Now you can remove the airbox and throttle bodies. Depending on what kind of bike you are working with you may be able to remove them as a unit. On the R6 we removed the airbox first and then took off the throttle bodies, being careful to unplug all electrical connectors and hoses, disconnect the throttle cables, and unclip the idle speed cable, before just ripping the throttle bodies out of there. Even though the head is coming off of this motor, it's good practice to tape up the intake boots, and especially the crankcase breather, to prevent the introduction of foreign objects into the motor.
Next, remove or unplug anything still connecting the motor to any other system on the bike, such as the countershaft sprocket, shifter, neutral indicator, oil pressure or level indicator, alternator, ignition pickup, clutch cable, battery leads, etc. Take a few minutes to check and double check to make sure there is nothing still attached to the motor aside from the motor mounts. When you are sure you are ready to drop the motor, loosen the motor mounts, including the motor spacers if your bike has them, but don't remove the mounts yet. Always remove the negative cable from the battery first, and then the positive cable. Assembly is the reverse of disassembly. The reason for this is to avoid the consequences of inadvertently touching a wrench to the positive terminal and the frame(dead short if the negative cable is still attached) while you are disconnecting it, if say, you are wearing a ring that is touching the wrench…

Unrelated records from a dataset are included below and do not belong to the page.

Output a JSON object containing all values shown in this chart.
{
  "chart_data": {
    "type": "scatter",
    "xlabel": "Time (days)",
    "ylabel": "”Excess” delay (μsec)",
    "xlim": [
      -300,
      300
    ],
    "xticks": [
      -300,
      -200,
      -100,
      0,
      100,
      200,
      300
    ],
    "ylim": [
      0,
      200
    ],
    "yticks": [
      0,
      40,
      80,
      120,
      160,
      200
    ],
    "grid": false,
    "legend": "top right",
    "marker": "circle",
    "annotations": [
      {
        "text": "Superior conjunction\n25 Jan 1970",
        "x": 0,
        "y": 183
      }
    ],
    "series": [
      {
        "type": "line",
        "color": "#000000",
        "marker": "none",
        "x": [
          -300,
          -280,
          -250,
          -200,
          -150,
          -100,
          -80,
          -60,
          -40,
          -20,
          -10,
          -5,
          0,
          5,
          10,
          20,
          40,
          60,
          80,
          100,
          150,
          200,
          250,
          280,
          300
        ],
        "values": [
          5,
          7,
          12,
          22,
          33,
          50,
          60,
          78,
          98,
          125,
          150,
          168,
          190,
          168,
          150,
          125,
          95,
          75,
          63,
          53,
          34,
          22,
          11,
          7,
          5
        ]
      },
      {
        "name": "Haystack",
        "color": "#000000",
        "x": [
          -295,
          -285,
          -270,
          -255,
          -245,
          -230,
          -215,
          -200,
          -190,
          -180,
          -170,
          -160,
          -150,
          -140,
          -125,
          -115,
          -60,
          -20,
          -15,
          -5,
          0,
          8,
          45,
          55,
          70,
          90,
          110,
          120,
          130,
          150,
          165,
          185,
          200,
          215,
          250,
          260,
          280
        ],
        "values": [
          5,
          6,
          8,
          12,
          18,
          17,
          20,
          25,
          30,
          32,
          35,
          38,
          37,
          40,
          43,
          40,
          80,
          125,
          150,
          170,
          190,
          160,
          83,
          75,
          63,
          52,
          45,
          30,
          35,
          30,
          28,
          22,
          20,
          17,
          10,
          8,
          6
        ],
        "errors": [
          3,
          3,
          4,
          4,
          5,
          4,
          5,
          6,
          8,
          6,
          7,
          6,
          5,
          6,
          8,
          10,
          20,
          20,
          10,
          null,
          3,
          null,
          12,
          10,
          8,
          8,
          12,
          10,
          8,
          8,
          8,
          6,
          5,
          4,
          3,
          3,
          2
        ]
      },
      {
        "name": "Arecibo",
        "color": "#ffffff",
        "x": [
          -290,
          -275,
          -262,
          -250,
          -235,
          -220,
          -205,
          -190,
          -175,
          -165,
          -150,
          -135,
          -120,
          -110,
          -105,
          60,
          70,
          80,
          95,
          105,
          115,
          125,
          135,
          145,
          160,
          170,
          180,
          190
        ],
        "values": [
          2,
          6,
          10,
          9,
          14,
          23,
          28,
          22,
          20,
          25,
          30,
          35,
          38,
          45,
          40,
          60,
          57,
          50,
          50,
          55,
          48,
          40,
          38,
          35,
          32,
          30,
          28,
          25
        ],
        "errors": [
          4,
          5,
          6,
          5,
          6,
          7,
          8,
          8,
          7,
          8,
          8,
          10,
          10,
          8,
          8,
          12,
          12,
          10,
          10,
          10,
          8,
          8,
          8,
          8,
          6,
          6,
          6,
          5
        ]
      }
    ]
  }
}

Believe us: no amount of prying or tapping or swearing will force that motor out of the frame if the motor spacers are still tight. Your typical motor spacer threads into a boss on the frame and presses against the motor, and it has notches in it that require either a manufacturer's special tool or a well-placed screwdriver to loosen. Here is what the motor spacers look like on the R6.

At this point you can suspend the front of the bike using a come-along and a couple of soft ties wrapped around the frame in such a way that leaves the triple clamps free. This allows you to bring the bike into a fully upright position so it's easier to drop the motor out. You could do this with a rearstand as well but we do it with the come-along since the next thing to come off the bike is the front end. Once you have the bike suspended you can remove the sidestand. Then, remove the motor mounts. We unbolted the front motor mounts first and then removed the long rear bolts. You want to have either some additional hands to help you lower the motor down or something under the motor like a jack to support it as you drop it from the frame. With the motor out, you can remove any superfluous hoses and anything else it doesn't need to go to the engine builder, and pack it nicely into its 2’ X 2’ plywood crate for shipping.

Since you're in the shipping mood, you'll next want to remove the forks, which is easy with the front end already suspended. Unbolt and remove the brake calipers, loosen the necessary pinch bolts, remove the axle, and then remove the front wheel. Remove the throttle sleeve, left grip, clutch perch, switch housings, and brake master cylinder from the stock clip-ons, and then remove the clip-ons and the brake system. Then you can loosen the lower triple clamp pinch bolts, and then the upper triple clamp pinch bolts, and slide the forks out of the triple clamps.

You should end up with something like this, a far cry from that gorgeous streetbike of a few hours ago. It is perfectly normal to feel a little regretful and nervous at this point.